The barrel-aged version of Big Gin came as a revelation to me, however. Perhaps there is something about the prominent orange notes in the gin which marries well with the wood flavours, or maybe there is something about these particular barrels (which presumably have had bourbon in them for a long time, damping down the sawmill quality of fresh wood). On the nose the sharp juniper of the base gin is softened but still present, while a warmth and sherried sweetness are added, plus an enhancement of the dried fruit flavours I noticed before and a pleasant woody, almost mossy, mustiness. On the palate there is excellent integration of the aromatic gin elements and the tannic, vanilla wood flavours, plus clear notes of bourbon, emphasising the orange peel.

On a whim I try to make a sort of sweet Martini using Regal Rogue Bianco and the result shows remarkable balance and harmony from two strongly-flavoured ingredients, a little like a Martinez with orange and herbal notes all blending well. I try making a Martinez, using 2 shots gin, ½ a shot each of dry and sweet vermouth and a dash of maraschino, the result is sublime. Likewise in a Negroni it works as well as the normal Big Gin but with an extra dimension that fits naturally, as in a Manhattan or Boulvardier**** (which it virtually is). It really is a revelation.

A Spring Fling made with Bourbon Barreled Big Gin
There is a recommended cocktail, the Spring Fling, that once again uses elderflower liqueur, this time with the barrel-aged gin plus dry vermouth and some celery bitters. It’s an extraordinary tour de force, with the elderflower merging with the big herbal flavours of the gin, followed by a sweetness emerging and woody notes, then a fiery warmth. You also get a sense of sun-kissed Mediterranean aromatic herbs, like thyme or oregano. The prescribed garnish is grapefruit zest, but I only had lemon to hand and its aroma floats over the other flavours, balancing without muddying.

If you like gin then you should try Big Gin.
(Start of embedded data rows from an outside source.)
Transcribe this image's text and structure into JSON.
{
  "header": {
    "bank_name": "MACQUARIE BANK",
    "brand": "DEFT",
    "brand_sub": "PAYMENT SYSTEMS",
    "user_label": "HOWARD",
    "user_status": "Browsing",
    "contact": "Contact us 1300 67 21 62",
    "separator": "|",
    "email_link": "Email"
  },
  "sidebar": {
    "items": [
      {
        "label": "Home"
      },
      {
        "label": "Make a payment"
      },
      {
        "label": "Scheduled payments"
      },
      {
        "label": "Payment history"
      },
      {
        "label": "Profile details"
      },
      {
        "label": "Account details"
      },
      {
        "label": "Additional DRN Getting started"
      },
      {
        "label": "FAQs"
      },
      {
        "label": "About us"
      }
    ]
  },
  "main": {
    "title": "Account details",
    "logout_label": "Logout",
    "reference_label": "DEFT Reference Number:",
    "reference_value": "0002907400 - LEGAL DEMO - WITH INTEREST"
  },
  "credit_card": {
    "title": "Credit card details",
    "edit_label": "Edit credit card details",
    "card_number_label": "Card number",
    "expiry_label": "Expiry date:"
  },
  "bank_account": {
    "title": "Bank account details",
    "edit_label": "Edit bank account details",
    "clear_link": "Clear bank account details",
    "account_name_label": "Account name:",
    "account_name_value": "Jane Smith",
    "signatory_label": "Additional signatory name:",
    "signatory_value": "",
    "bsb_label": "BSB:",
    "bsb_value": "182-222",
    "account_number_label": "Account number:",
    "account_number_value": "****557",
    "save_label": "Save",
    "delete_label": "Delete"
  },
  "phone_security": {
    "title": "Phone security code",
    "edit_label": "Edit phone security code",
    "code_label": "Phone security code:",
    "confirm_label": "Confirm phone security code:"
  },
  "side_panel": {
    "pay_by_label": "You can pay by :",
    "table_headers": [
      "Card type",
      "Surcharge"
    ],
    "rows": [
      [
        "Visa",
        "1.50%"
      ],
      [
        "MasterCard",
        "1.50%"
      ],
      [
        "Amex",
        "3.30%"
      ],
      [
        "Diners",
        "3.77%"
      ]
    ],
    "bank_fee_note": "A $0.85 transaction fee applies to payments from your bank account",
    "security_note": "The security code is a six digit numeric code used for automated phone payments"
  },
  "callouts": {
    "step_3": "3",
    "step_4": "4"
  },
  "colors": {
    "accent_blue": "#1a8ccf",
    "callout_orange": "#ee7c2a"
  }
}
It’s nice to come across a product that is not trying to make a “gin” for people who really want vodka, nor is it trying push the flavour in outré directions for reasons of gimmickry alone. But at the same time Big Gin is distinct. And it is big.

In the UK you can buy Big Gin through Master of Malt for £39.96 and the bourbon barrel aged version for £44.85.

* Talking to Holly you realise that the process of starting up a distillery is more of a bureaucratic slog than most of us realise, especially in the US. “There is a lot of red tape, but mostly several different levels of permitting, each of which cannot commence without the previous—it's a domino game. First Federal, than State, then City, then Fire, etc… Every state/city has different ideas of what/how things should be done. That’s the confusing part. Once that is all waded through, it’s a slow start to getting product out the door.” To help with all of this the couple got a third partner, old friend Todd Leabman, to help with the paperwork and accounting.

** The good folk of Templeton, Iowa, apparently carried on distilling whiskey throughout Prohibition and Al Capone is said to have like it so much he would send a driver all the way there from New York to stock up. 

*** It an interesting experiment, because if you start with the punchy sweet-and-sour traditional recipe and just add more gin, it’s easy to think, “Oh, no, this is getting too dry.” But if you come back to it later and try it you do realise it as a good, subtler cocktail. All the lime and Charteuse are very much there, but now you can taste the details of the gin too. Hurrah.

**** 1½ shots bourbon or rye whiskey, 1 shot Campari, 1 shot sweet vermouth, so a sort of mash-up between a Negroni and a Manhattan. It was invented by New Yorker Harry McElhone after he emigrated to Paris, fleeing Prohibition, and set up Harry’s New York Bar. He created it for ex-pat Erskine Gwynne in honour of his Parisian magazine The Boulvardier.